Beyond that, I've got my long-gestating novel to finally finish up. I would say it's 90% done at this point. After giving it one final read through/edit I will then bite the bullet and start sending it out for others (publishers, gulp!) to read... the mere thought of which frightens the absolute shit out of me! But it has to happen at some point I guess. And, honestly, it's well and truly time for me to let go of it and move on to something new.
What does success mean to you? ~ My idea of success has definitely changed as I've gotten older. If you asked me this question 10 - 15 years ago, I might've said that recognition & praise equalled success. Flashing forward to the present, that stuff seems way less important. Success to me now is something much more personal. It's about me being happy with the hard work I'm doing.

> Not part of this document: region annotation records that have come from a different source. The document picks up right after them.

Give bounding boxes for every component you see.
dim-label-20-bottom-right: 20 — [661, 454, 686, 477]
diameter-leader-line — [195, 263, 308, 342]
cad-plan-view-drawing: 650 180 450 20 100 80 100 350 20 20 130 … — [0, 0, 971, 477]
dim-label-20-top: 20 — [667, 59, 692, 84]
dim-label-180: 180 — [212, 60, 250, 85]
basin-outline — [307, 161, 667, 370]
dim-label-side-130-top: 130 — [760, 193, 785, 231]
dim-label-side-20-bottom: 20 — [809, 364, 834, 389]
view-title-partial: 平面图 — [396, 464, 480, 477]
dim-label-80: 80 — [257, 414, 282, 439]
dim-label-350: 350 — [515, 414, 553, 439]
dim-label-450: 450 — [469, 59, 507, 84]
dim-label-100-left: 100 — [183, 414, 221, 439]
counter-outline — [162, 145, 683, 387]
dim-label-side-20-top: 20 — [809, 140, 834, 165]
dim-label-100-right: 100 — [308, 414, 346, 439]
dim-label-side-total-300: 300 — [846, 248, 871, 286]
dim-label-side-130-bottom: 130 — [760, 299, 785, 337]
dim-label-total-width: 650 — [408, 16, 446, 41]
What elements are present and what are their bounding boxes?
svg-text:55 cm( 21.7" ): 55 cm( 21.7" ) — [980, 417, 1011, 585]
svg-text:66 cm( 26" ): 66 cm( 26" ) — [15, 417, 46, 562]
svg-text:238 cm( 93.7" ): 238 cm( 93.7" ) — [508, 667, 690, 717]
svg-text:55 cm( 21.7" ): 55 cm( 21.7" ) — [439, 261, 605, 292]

If I am able to work hard on a project, see it through until the very end, and eventually come out the other side of it all with a finished product I am happy with, then that, to me, is success. Anything beyond that is really just icing on the cake.
Where can people follow you and your podcast? ~ Creative Spectator can be downloaded/streamed/subscribed to/followed on iTunes, Spotify and Libsyn. As for me, I can be found on Twitter and Instagram (@benjimengel). I have yet to jump on the Vero band wagon, but I hear good things, so who knows – I may also be on there by the time this goes up.
Can you share some advice to others who are thinking of putting their creative pursuit into motion? ~ When I was growing up, there was a saying my Dad used to repeat over and over ad nauseam. That saying was: "He who hesitates is lost." At the time I was like, "Okay, whatevvvver Daaad." Of course, as I've gotten older, I've come to realise just how true and important that saying actually is.
Sitting around and thinking things like, "Should I do this?" "Should I wait?" "Am I ready?" will only lead to more time wasting. If you are passionate about something but don't feel ready or don't feel like the time is right or are severely lacking in confidence or any other number of excuses, then I'm sorry, but it is absolutely in your best interest to ignore these things and just get off your butt and do it anyway. Life is far too short to just wait around for the right moment to strike.
I can promise you that no one, not even your creative heroes, were ever 100 % ready to take the leap when they did. The timing is never exactly right for anyone. Waiting for the so-called 'right moment' will only lead to missed opportunities. Do not overthink anything you're wanting to do - just do it! Get going! Yes, you will probably suck at whatever it is you're trying to do to begin with. And there WILL be failures. Oh boy, will there be failures. But guess what? EVERYONE fails at first. And failing is a necessary part of the process. Nobody ever grows as a person and/or artist without failing at least a few times. Once you can accept this and are willing to push through these low points and keep moving forward, then you will be well and truly on your way. After that, there will be no stopping you!